Every woman wants to be a mother. But there are quite a few women who cannot have a baby for different causes.
Dr. Hong Kyong Sun, head of the infertility treatment laboratory of the Pyongyang Maternity Hospital, is one of those medical workers who are working with all their wisdom and passion to bring such women the happiness due for them.
For her completion of a research on a technology of treating infertility, she was awarded the February 16 Sci-Tech Prize and selected as one of the national top scientists and technicians 2019.
It was a dozen years ago that she started the research project. It was a difficult task to establish a technology of in vitro fertilization-embryo transfer, which can be said to be a core technology in infertility treatment. At that time relevant research was being conducted, but with a lot of scitech problems to be solved. And Kyong Sun, head of the female health laboratory at the time, was unfamiliar to such research.
She recalls, “I regarded it as my duty to have all women getting treatment in the Pyongyang Maternity Hospital leave it with their babies. Though I was a stranger to the field, I was reluctant to give up.”
She continued the research day and night while studying and analysing the previous treatment experience and the data on advanced medical science and technology. On the basis of basic data she established each of the processes and worked out the most rational method. At last she and her team succeeded in making each process of in vitro fertilization scientific and putting it on an advanced level. Besides, she invented the effective reagents and culture solutions the kind of which had been imported previously, thus making it possible to continue the treatment uninterruptedly in any conditions.

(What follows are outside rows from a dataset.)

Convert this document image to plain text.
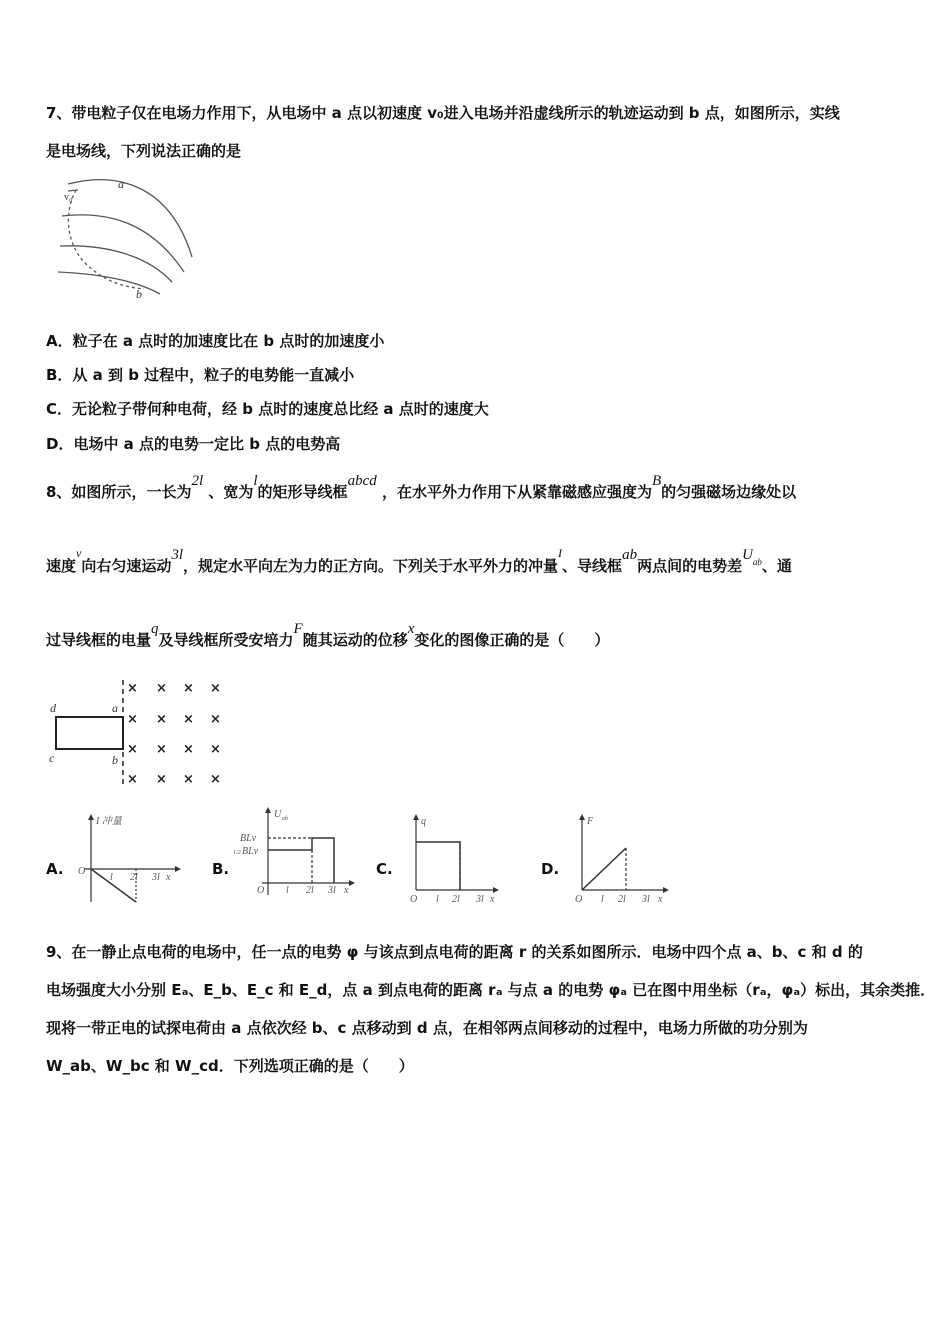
7、带电粒子仅在电场力作用下，从电场中 a 点以初速度 v₀进入电场并沿虚线所示的轨迹运动到 b 点，如图所示，实线
是电场线，下列说法正确的是
a
b
v₀
A．粒子在 a 点时的加速度比在 b 点时的加速度小
B．从 a 到 b 过程中，粒子的电势能一直减小
C．无论粒子带何种电荷，经 b 点时的速度总比经 a 点时的速度大
D．电场中 a 点的电势一定比 b 点的电势高
8、如图所示，一长为2l 、宽为l的矩形导线框abcd ，在水平外力作用下从紧靠磁感应强度为B的匀强磁场边缘处以
速度$^v$向右匀速运动3l，规定水平向左为力的正方向。下列关于水平外力的冲量$^I$、导线框ab两点间的电势差$U^{ab}$、通
过导线框的电量q及导线框所受安培力F随其运动的位移x变化的图像正确的是（　　）
× × × ×
× × × ×
× × × ×
× × × ×
d	a
c	b
A.
I 冲量
O
l 2l 3l x	B.
U ab
BLv
1/2 BLv
O l 2l 3l x
C.
q
O l 2l 3l x
D.
F
O l 2l 3l x
9、在一静止点电荷的电场中，任一点的电势 φ 与该点到点电荷的距离 r 的关系如图所示．电场中四个点 a、b、c 和 d 的
电场强度大小分别 Eₐ、E_b、E_c 和 E_d，点 a 到点电荷的距离 rₐ 与点 a 的电势 φₐ 已在图中用坐标（rₐ，φₐ）标出，其余类推．
现将一带正电的试探电荷由 a 点依次经 b、c 点移动到 d 点，在相邻两点间移动的过程中，电场力所做的功分别为
W_ab、W_bc 和 W_cd．下列选项正确的是（　　）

She made public a thesis on the clinical study of infertility treatment by in vitro fertilization-embryo transfer, which brought her the doctorate. The technology she invented makes it possible to raise the obstinate infertility treatment effectiveness. Now it has been widely introduced in clinical practice, proving its great merits.
Han Sun Yong, a woman living in Ryongbuk-dong, Taesong District, Pyongyang, says, “I could not have a baby for a decade after marriage. But last year I got treatment at the Pyongyang Maternity Hospital free of charge and had a child. I am really happy, indeed. All my family and I are quite obliged to the doctors who made us happy.
Hong is still engrossed in research, fi nding the pride of her life in seeing women leave the hospital with the joy of having become a mother.